Un bébé. Un orphelin de laboratoire. Houla mais ce n’est pas bien de faire des expériences sur les bébés, mais tout le peuple s’en fout dans le bouquin. Ah non, c’est vrai que c’est top secret, donc tout le monde s’en fout, puisque personne ne sait. Il n’y a d’ailleurs pas de peuple dans le bouquin, juste les héros qui se courent après. Un bébé qui dort dans un liquide amniotique de synthèse, enveloppé d’une membrane (en kevlar ?) qui clignote de partout, entre le sapin de Noël et le tableau de bord d’un A380.
Christine porte le colis chez son voisin (ah ah). A peine arrivée, un méchant asiatique appelé Cobra (ah ah) défonce la porte de l’appartement de Christine, renverse certainement le vin et les cacahuètes et repart (pas content). Damien (le voisin sexy ah ah) lui décrit plus clairement la situation : elle est en danger, le bébé aussi, et il va les aider. Enfin, un homme, un vrai. Vite, Cobra arrive ! Hop, Levine a dit que le bébé était en danger et quand Levine dit, Christine fait. Elle met vite fait le bébé dans son sac à main et file par la fenêtre, sous la pluie. Prochain arrêt : le magasin de sport pour piquer ces fameuses fringues qui gardent le chaud dedans et le froid dehors, sans oublier un sac de sport pour bébé (qui roupille au fait).
D’accord, j’exagère, beaucoup. Si David Emton était là, il m’enverrait dans ma chambre avec des verbes irréguliers à conjuguer. Mais son roman est tellement fourré de clichés qu’il en est parfois drôle. Alors que l’histoire est hautement tragique. Mais si vous avez vu Armageddon, vous allez rigoler à propos de l’invraisemblabilité des faits et des rencontres soit-disant fortuites. Des mecs qui meurent sur le coup d’un coup de harpon dans la jambe et ceux qui courent un 100 mètres avec une balle dans le cœur (ah ah).
Les chapitres sont découpés avec une rigueur mathématique réfléchie, à la manière des apparitions télévisées minutées, faisant monter la mayo du suspense au point de ne plus pouvoir lâcher le livre.
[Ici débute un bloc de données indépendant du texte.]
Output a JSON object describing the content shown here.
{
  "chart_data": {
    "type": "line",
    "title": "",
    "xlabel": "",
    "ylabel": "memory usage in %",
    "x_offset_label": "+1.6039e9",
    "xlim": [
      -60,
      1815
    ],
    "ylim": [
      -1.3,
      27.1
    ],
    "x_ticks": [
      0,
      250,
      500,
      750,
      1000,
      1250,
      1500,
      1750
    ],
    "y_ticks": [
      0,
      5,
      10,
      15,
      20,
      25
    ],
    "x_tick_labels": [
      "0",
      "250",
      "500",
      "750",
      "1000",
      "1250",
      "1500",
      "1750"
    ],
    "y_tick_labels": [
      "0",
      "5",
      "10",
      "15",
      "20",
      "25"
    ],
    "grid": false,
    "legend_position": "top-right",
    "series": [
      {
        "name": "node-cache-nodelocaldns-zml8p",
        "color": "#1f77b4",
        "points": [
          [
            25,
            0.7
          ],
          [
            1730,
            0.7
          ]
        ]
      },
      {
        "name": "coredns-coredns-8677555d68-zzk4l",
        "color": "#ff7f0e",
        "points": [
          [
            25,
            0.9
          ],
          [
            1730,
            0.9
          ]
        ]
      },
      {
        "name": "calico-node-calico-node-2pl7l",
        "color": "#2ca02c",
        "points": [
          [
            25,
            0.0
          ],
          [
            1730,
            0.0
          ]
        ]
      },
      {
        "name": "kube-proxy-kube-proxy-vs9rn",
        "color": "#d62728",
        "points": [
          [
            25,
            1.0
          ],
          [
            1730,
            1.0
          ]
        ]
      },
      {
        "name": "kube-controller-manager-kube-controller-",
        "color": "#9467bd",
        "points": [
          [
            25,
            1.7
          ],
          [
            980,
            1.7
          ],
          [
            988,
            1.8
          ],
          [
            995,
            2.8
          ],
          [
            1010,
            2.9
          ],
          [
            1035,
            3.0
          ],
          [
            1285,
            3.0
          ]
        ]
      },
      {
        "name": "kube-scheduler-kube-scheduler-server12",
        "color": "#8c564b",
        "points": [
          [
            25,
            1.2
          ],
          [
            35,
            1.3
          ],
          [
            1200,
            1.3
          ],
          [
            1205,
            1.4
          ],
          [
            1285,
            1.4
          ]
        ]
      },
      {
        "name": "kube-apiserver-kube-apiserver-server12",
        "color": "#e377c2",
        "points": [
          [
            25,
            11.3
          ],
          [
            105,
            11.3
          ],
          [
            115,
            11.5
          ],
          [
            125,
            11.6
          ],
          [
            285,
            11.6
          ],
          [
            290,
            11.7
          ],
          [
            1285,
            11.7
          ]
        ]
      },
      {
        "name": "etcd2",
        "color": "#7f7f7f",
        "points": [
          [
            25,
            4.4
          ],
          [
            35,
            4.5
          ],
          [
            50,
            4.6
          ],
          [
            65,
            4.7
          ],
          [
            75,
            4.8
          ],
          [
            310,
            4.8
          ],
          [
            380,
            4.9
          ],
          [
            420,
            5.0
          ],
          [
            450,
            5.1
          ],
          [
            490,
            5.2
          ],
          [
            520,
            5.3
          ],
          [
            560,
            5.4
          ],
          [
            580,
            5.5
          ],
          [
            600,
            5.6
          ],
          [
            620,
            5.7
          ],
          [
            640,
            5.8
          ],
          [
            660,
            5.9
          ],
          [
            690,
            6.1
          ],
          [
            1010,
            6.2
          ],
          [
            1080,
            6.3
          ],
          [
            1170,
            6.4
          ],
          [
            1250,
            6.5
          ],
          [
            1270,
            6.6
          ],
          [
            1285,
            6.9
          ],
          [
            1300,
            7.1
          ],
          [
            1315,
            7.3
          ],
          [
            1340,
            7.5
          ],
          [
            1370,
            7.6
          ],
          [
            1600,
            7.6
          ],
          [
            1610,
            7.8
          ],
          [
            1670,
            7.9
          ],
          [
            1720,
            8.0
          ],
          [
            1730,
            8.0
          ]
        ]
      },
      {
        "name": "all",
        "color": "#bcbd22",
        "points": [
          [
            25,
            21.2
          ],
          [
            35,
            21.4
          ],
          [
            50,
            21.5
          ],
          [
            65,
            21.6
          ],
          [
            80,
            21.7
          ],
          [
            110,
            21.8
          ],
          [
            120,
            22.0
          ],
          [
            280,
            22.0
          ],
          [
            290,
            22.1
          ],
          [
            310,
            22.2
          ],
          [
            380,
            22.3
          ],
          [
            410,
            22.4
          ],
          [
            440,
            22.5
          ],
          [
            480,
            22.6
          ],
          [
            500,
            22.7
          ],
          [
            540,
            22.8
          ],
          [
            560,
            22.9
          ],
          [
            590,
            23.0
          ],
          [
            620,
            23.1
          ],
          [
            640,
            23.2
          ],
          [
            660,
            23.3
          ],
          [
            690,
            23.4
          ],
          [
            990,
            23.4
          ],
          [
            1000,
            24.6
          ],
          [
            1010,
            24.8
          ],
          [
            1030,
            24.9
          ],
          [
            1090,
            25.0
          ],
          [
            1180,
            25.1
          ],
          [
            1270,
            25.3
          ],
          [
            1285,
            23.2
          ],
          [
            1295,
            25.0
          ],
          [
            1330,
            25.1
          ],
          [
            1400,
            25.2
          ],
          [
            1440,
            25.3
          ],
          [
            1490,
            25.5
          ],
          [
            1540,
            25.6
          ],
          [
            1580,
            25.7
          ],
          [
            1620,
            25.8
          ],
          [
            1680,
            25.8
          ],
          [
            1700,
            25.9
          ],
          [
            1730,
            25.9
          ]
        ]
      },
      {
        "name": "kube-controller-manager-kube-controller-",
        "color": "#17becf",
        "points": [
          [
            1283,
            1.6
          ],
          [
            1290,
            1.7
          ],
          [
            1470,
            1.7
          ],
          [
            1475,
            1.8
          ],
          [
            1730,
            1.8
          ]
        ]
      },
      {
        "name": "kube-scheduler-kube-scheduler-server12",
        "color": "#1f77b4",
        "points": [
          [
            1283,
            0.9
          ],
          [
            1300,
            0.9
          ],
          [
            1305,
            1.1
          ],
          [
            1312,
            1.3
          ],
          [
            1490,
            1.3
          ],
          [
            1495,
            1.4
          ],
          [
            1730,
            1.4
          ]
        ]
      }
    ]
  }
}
Mais si, parce que les personnages n’ont aucune profondeur, aucune description n’est donnée, à part quelques banalités sur les vaguelettes formées par le zodiac ou les gouttes qui font plic plic dans les souterrains.
Les services secrets et les forces spéciales super entraînées passent pour des gigolos (à se demander ce qu’ils font là), les personnages ne sont pas du tout attachants, ils n’ont pas de réelle motivation. C’est dommage.
David Emton écrit un scénario pour une série Canal+, oui, il est fait pour ça, les scénarios, mais il ne faut pas oublier de créer les personnages entièrement, c’est trop facile de les faire orphelins et de leur envoyer des méchants aux trousses, s’ils n’ont aucune motivation, personne n’y croît. Quand c’est trop gros, ça ne passe pas toujours. Juste divertissant.